One of the big challenges to sanctuary cities will come from the left, not the right. Sure, the right will argue this isn’t fair–or worse, that they have broken the law. Firstly, the conflation of immigrants to criminals is wrong-headed and simply not correct. Immigration law is administrative, not criminal. Decisions on status are not criminal regardless of how one entered the country. Powerful rhetoric from the federal government has been effective at seeing refugee applicants as ‘cutting the line’ for our ‘gold-plated health care’. It’s divisive talk. Ultimately, as I’ve pointed out here, immigrants–in Vancouver or elsewhere–will continue to live in fear and anxiety as they travel, negotiate public services, and attempt to assimilate to Canadian life.
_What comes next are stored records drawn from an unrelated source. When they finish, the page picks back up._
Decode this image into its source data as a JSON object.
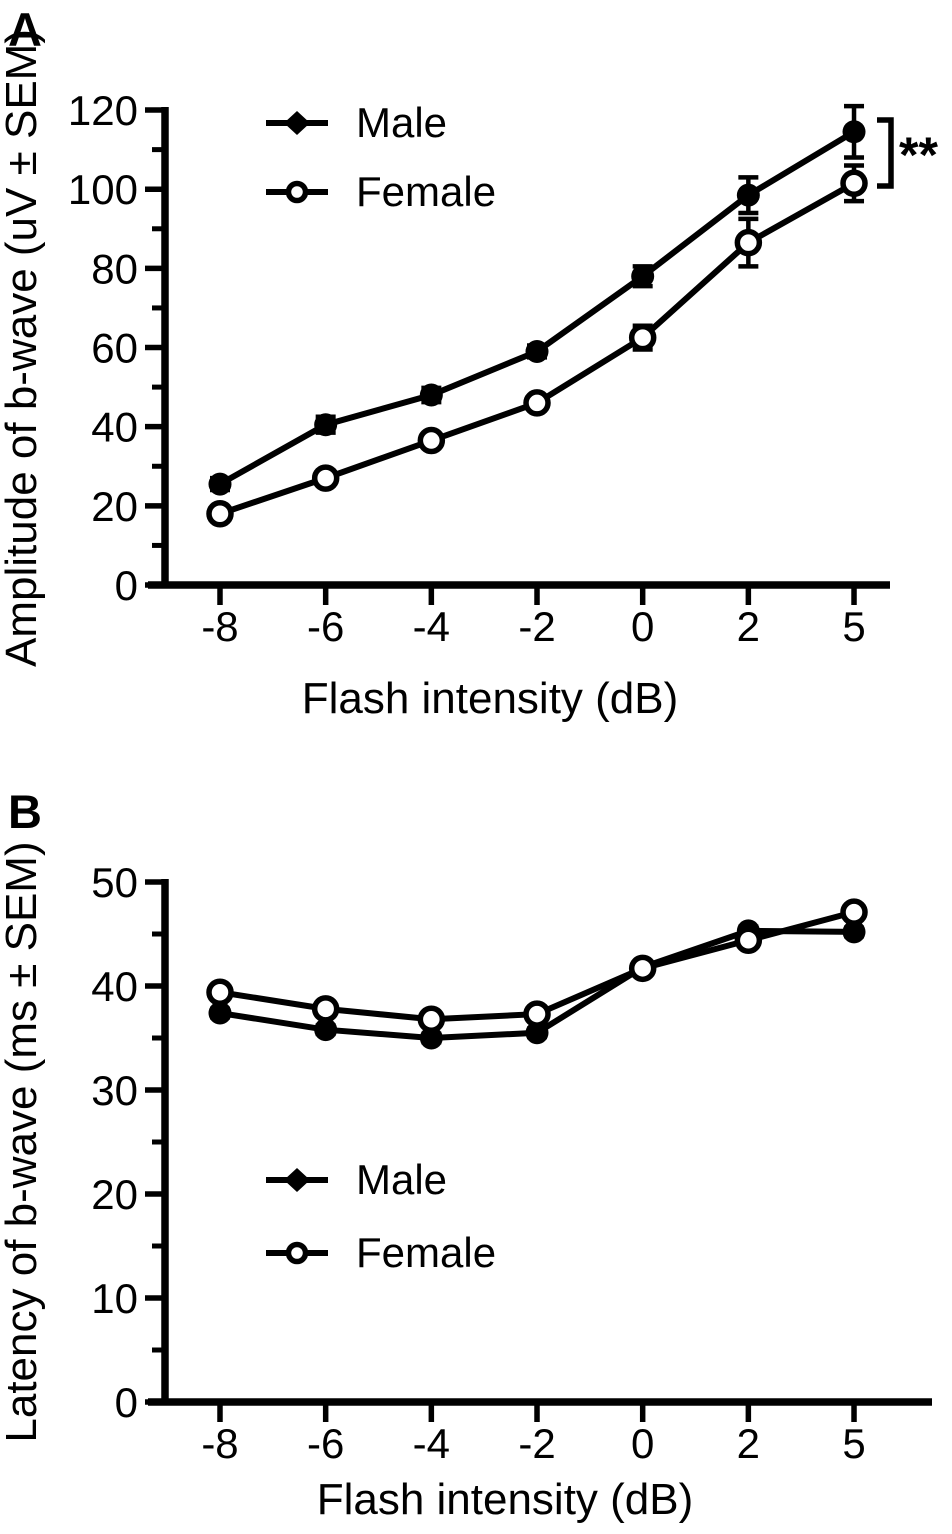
{
  "figure": {
    "background_color": "#ffffff",
    "ink_color": "#000000",
    "panel_letters": [
      "A",
      "B"
    ]
  },
  "chart_data": [
    {
      "panel": "A",
      "type": "line",
      "title": "",
      "xlabel": "Flash intensity (dB)",
      "ylabel": "Amplitude of b-wave (uV ± SEM)",
      "x_tick_labels": [
        "-8",
        "-6",
        "-4",
        "-2",
        "0",
        "2",
        "5"
      ],
      "x_values": [
        -8,
        -6,
        -4,
        -2,
        0,
        2,
        5
      ],
      "ylim": [
        0,
        120
      ],
      "y_major_step": 20,
      "y_minor_step": 10,
      "y_tick_labels": [
        "0",
        "20",
        "40",
        "60",
        "80",
        "100",
        "120"
      ],
      "grid": false,
      "legend_position": "top-left-inside",
      "series": [
        {
          "name": "Male",
          "marker": "filled-circle",
          "legend_marker": "filled-diamond",
          "values": [
            25.5,
            40.5,
            48,
            59,
            78,
            98.5,
            114.5
          ],
          "sem": [
            1.5,
            2,
            1.8,
            1.5,
            2.5,
            4.5,
            6.5
          ]
        },
        {
          "name": "Female",
          "marker": "open-circle",
          "legend_marker": "open-circle",
          "values": [
            18,
            27,
            36.5,
            46,
            62.5,
            86.5,
            101.5
          ],
          "sem": [
            1.5,
            1.8,
            1.5,
            1.5,
            3,
            6,
            4.5
          ]
        }
      ],
      "annotation": {
        "type": "bracket",
        "text": "**",
        "location": "right-of-last-points"
      }
    },
    {
      "panel": "B",
      "type": "line",
      "title": "",
      "xlabel": "Flash intensity (dB)",
      "ylabel": "Latency of b-wave (ms ± SEM)",
      "x_tick_labels": [
        "-8",
        "-6",
        "-4",
        "-2",
        "0",
        "2",
        "5"
      ],
      "x_values": [
        -8,
        -6,
        -4,
        -2,
        0,
        2,
        5
      ],
      "ylim": [
        0,
        50
      ],
      "y_major_step": 10,
      "y_minor_step": 5,
      "y_tick_labels": [
        "0",
        "10",
        "20",
        "30",
        "40",
        "50"
      ],
      "grid": false,
      "legend_position": "center-left-inside",
      "series": [
        {
          "name": "Male",
          "marker": "filled-circle",
          "legend_marker": "filled-diamond",
          "values": [
            37.4,
            35.8,
            35.0,
            35.5,
            41.8,
            45.3,
            45.2
          ],
          "sem": [
            0.4,
            0.4,
            0.4,
            0.4,
            0.4,
            0.4,
            0.4
          ]
        },
        {
          "name": "Female",
          "marker": "open-circle",
          "legend_marker": "open-circle",
          "values": [
            39.4,
            37.8,
            36.8,
            37.3,
            41.7,
            44.4,
            47.1
          ],
          "sem": [
            0.4,
            0.4,
            0.4,
            0.4,
            0.4,
            0.4,
            0.4
          ]
        }
      ],
      "annotation": null
    }
  ]
}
Promising not to begin deportation proceedings for the handful that will make use of parks, libraries, police/victim services, and only the most basic of healthcare (MSP still being a provincial matter) is hardly making life easy for immigrants. The fairness argument holds no water.

But sanctuary cities may have limited shelf life in the US at least. When Arizona proposed sweeping immigration reform promising the toughest and most pernicious policies in the US–SB 1070–the bill was defeated by a conservative Supreme Court. Liberal scholars and activists cheered the decision in Arizona v. United States for asserting only the federal government can make immigration policy. By that token, immigration laws like ’sanctuary cities’ that contravene federal policy could easily find themselves up for a court challenge.

Still, it doesn’t seem like anyone realistically would want the ’sanctuary city’ model to be a longterm solution, but rather a means toward applying political pressure to make meaningful (federal) change. Given the small amount of legal tools the City of Vancouver can make use of, the designation carries very little weight, and while I appreciate the sentiment, I do read it cynically as well, as an election year platitude that costs Mayor Robertson and the Vision caucus little socially or economically.